In the Labour camp—as predicted in the last Voice—the hard-right forces, led by the same MPs who twice tried to topple Corbyn and remain hostile, launched a demand for the UK to stay in the single market on the eve of Corbyn’s speech.
Significantly released to The Guardian’s Sunday sister The Observer, the list is peppered with ennobled Blairite ex-ministers and includes Lord Kinnock and a range of Scottish figures including MEPs, ultra-right wing MP Ian Murray and the Labour group leaders of both Edinburgh and Glasgow city councils.
Under the cloak of concern to ensure a Corbyn government has the cash for its progressive programme, this is really just further evidence that they still hanker for a different leadership, and their “loyalty” is skin deep.
Meanwhile, the supine Tory press continue to dutifully spin the fairytale that Tory unity was sealed by the so-called “Cluedo” Chequers meeting and that the road to Brexit will now become clear.
In reality, this is pure tooth fairy stuff, and the divisions spotlighted by the Labour letter are also reflected in the Tory party.
Of course, the breathless hacks have been busily war-gaming the scenario which sees Labour tabling a Commons motion on the customs union which attracts dissident Tory votes and defeats May, opening the way to an election which will sweep Corbyn to Downing Street.
However away from the Westminster bubble, this is a tale which is, for working people, highly problematic.
Firstly, the Tories can also read the papers and will no doubt work flat-out to keep their dissidents—from Rees Mogg to Soubray—onside, and the government in power.
But more significantly, this reversion to a fascination with machinations on the green benches of the Commons runs a real risk of becoming all-consuming and sidelining all the other real battles facing working people.
Undoubtedly, this is also a wider problem which sees socialist change coming, essentially through the election of a Corbyn government, which then implements a series of measures reversing the neoliberal pestilence backed for 40 years by both Tory and Labour.
It’s a seductive scenario and one which has seen cheering, chanting crowds and transformed Corbyn from joke to giant challenging for power.

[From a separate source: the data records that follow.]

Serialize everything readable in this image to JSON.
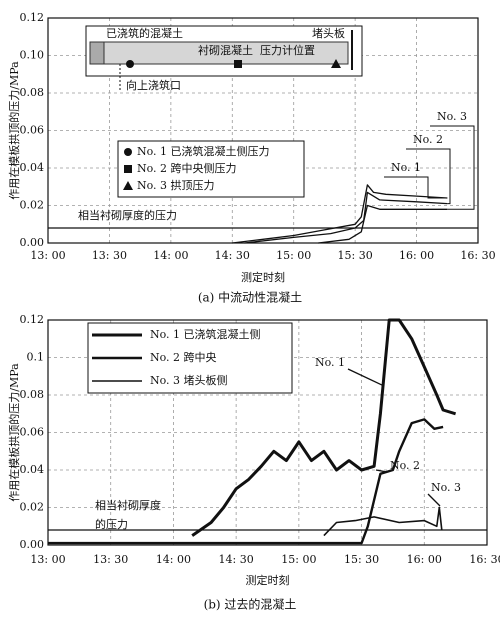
{
  "chart_data": [
    {
      "type": "line",
      "caption": "(a) 中流动性混凝土",
      "ylabel": "作用在模板拱顶的压力/MPa",
      "xlabel": "测定时刻",
      "xlim": [
        13,
        16.5
      ],
      "xticks": [
        {
          "value": 13,
          "label": "13: 00"
        },
        {
          "value": 13.5,
          "label": "13: 30"
        },
        {
          "value": 14,
          "label": "14: 00"
        },
        {
          "value": 14.5,
          "label": "14: 30"
        },
        {
          "value": 15,
          "label": "15: 00"
        },
        {
          "value": 15.5,
          "label": "15: 30"
        },
        {
          "value": 16,
          "label": "16: 00"
        },
        {
          "value": 16.5,
          "label": "16: 30"
        }
      ],
      "ylim": [
        0,
        0.12
      ],
      "yticks": [
        {
          "value": 0,
          "label": "0.00"
        },
        0.02,
        0.04,
        0.06,
        0.08,
        {
          "value": 0.1,
          "label": "0.10"
        },
        0.12
      ],
      "grid": true,
      "series": [
        {
          "name": "No. 1 已浇筑混凝土侧压力",
          "color": "#111111",
          "marker": "circle",
          "x": [
            14.5,
            14.75,
            15.0,
            15.25,
            15.5,
            15.55,
            15.6,
            15.65,
            15.75,
            16.0,
            16.25
          ],
          "values": [
            0.0,
            0.002,
            0.004,
            0.007,
            0.01,
            0.014,
            0.031,
            0.027,
            0.026,
            0.025,
            0.024
          ]
        },
        {
          "name": "No. 2 跨中央侧压力",
          "color": "#111111",
          "marker": "square",
          "x": [
            14.6,
            15.0,
            15.3,
            15.5,
            15.57,
            15.6,
            15.7,
            16.0,
            16.25
          ],
          "values": [
            0.0,
            0.003,
            0.005,
            0.008,
            0.012,
            0.027,
            0.023,
            0.022,
            0.021
          ]
        },
        {
          "name": "No. 3 拱顶压力",
          "color": "#111111",
          "marker": "triangle",
          "x": [
            15.2,
            15.45,
            15.55,
            15.6,
            15.7,
            16.0,
            16.25
          ],
          "values": [
            0.0,
            0.002,
            0.006,
            0.02,
            0.018,
            0.018,
            0.018
          ]
        }
      ],
      "annotations": [
        "No. 1",
        "No. 2",
        "No. 3"
      ],
      "hline": {
        "value": 0.008,
        "label": "相当衬砌厚度的压力"
      },
      "inset": [
        "已浇筑的混凝土",
        "衬砌混凝土",
        "压力计位置",
        "堵头板",
        "向上浇筑口"
      ]
    },
    {
      "type": "line",
      "caption": "(b) 过去的混凝土",
      "ylabel": "作用在模板拱顶的压力/MPa",
      "xlabel": "测定时刻",
      "xlim": [
        13,
        16.5
      ],
      "xticks": [
        {
          "value": 13,
          "label": "13: 00"
        },
        {
          "value": 13.5,
          "label": "13: 30"
        },
        {
          "value": 14,
          "label": "14: 00"
        },
        {
          "value": 14.5,
          "label": "14: 30"
        },
        {
          "value": 15,
          "label": "15: 00"
        },
        {
          "value": 15.5,
          "label": "15: 30"
        },
        {
          "value": 16,
          "label": "16: 00"
        },
        {
          "value": 16.5,
          "label": "16: 30"
        }
      ],
      "ylim": [
        0,
        0.12
      ],
      "yticks": [
        {
          "value": 0,
          "label": "0.00"
        },
        0.02,
        0.04,
        0.06,
        0.08,
        0.1,
        0.12
      ],
      "grid": true,
      "series": [
        {
          "name": "No. 1 已浇筑混凝土侧",
          "color": "#111111",
          "x": [
            14.15,
            14.3,
            14.4,
            14.5,
            14.6,
            14.7,
            14.8,
            14.9,
            15.0,
            15.1,
            15.2,
            15.3,
            15.4,
            15.5,
            15.6,
            15.65,
            15.72,
            15.8,
            15.9,
            16.0,
            16.1,
            16.15,
            16.25
          ],
          "values": [
            0.005,
            0.012,
            0.02,
            0.03,
            0.035,
            0.042,
            0.05,
            0.045,
            0.055,
            0.045,
            0.05,
            0.04,
            0.045,
            0.04,
            0.042,
            0.07,
            0.12,
            0.12,
            0.11,
            0.095,
            0.08,
            0.072,
            0.07
          ]
        },
        {
          "name": "No. 2 跨中央",
          "color": "#111111",
          "x": [
            13.0,
            15.5,
            15.55,
            15.65,
            15.75,
            15.8,
            15.9,
            16.0,
            16.08,
            16.15
          ],
          "values": [
            0.001,
            0.001,
            0.01,
            0.038,
            0.04,
            0.05,
            0.065,
            0.067,
            0.062,
            0.063
          ]
        },
        {
          "name": "No. 3 堵头板侧",
          "color": "#111111",
          "x": [
            15.2,
            15.3,
            15.45,
            15.6,
            15.8,
            16.0,
            16.1,
            16.12,
            16.14
          ],
          "values": [
            0.005,
            0.012,
            0.013,
            0.015,
            0.012,
            0.013,
            0.01,
            0.02,
            0.008
          ]
        }
      ],
      "annotations": [
        "No. 1",
        "No. 2",
        "No. 3"
      ],
      "hline": {
        "value": 0.008,
        "label": [
          "相当衬砌厚度",
          "的压力"
        ]
      }
    }
  ]
}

But it also poses some real problems in how change is to be delivered.
Essentially, the Tories don’t just rely on parliament but wield power through business, the City, a largely Tory mass media, all making their ideas appear what Gramsci dubbed the “common sense” which dominates how voters view the choices before them.

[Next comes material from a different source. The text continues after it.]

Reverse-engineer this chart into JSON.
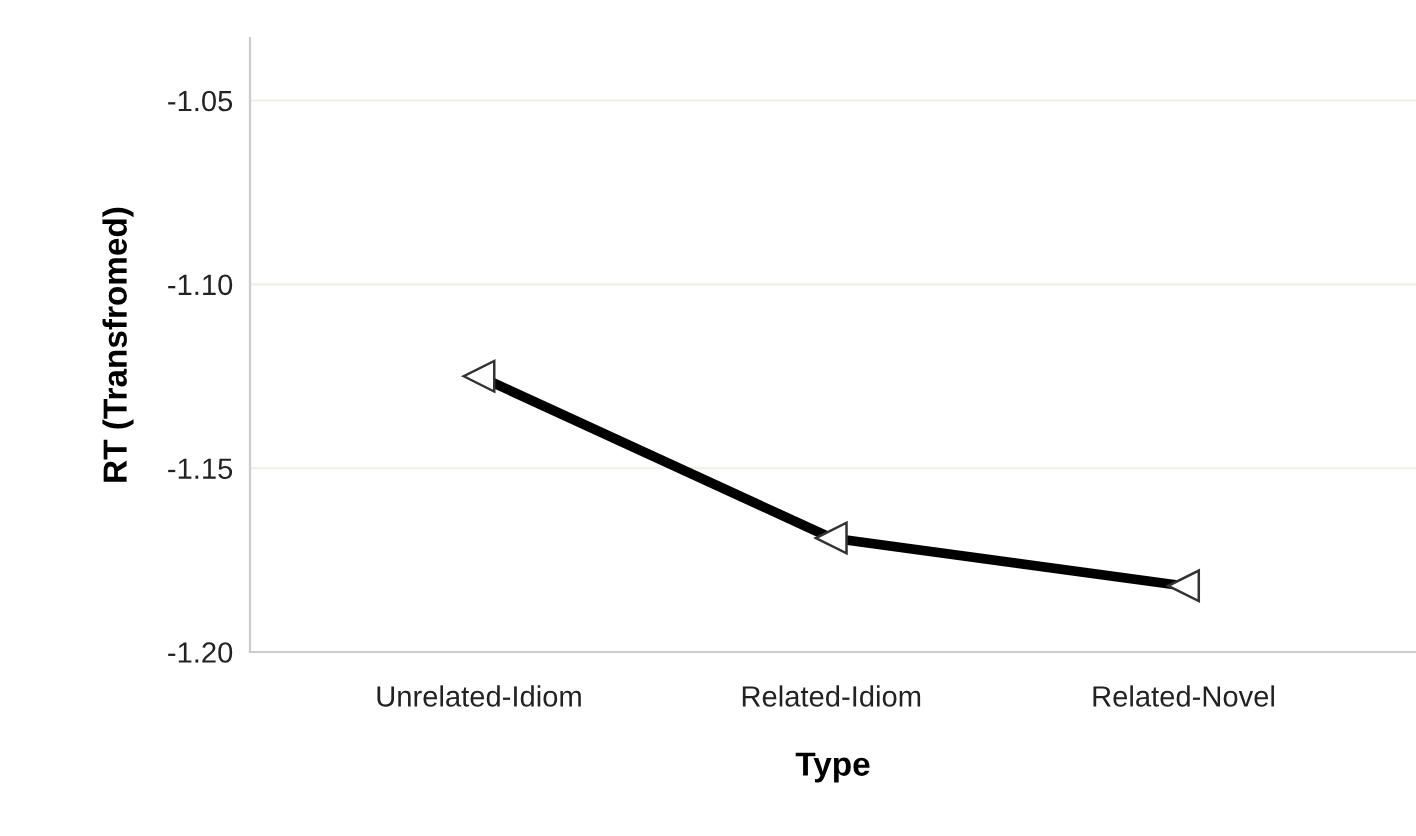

Socialists and socialist ideas need to go beyond the benches of Westminster and Holyrood taking up the issues of jobs, wages, health housing and much more with a coherent socialist alternative.
Of course, electing socialists to Holyrood and Westminster matters but without serious campaigning outside the debating chambers, the fight for a different society will remain, for most people, largely a spectator sport.
And that Westminster Labour now has a left leader—like his Scottish counterpart—not backed by their MPs and MSPs—simply underlines the scope of the problem and the need to build the movement for change in workplaces, colleges and communities.
In this context, a much higher priority needs to be given to the biggest force representing working people, the trade unions, which are still by far the biggest force for an alternative society here in Scotland.
The action currently underway in the universities defending pensions is an example of the kind of action needed both to win change and build a confidence that another alternative is possible.
And an excellent example of what can be achieved by consistent principled activity in the workplace to build union power is the election of Voice columnist and socialist activist Richie Venton to the UK executive of his union, Usdaw.
The Voice congratulated Richie personally and as an example of what can and must be done in the drive for fighting trade unions.
All around us, working people are under the cosh of austerity, falling wages, bosses dictation of zero hours, a chronic housing shortage dominated by profiteering landlords and, as winter bites, fuel poverty.
The truth is that while MPs and MSPs are important, they will only be able to break with the ruling pro-market consensus—particularly dominant in Holyrood—when faced with mass activity by trade unions, communities, socialists and other progressive forces.
And overhanging all this in Scotland remains the unresolved national question which, if not totally dominant, is still a major factor in the debate about Scotland’s future.
The Voice is a longstanding independence supporter but also firmly believes that it cannot be reduced to a Brexit bargaining chip—it must be integrated into a vision of real change.
That way opens the door to real independence, capable of winning Scotland’s working class majority and society putting people and planet before profit.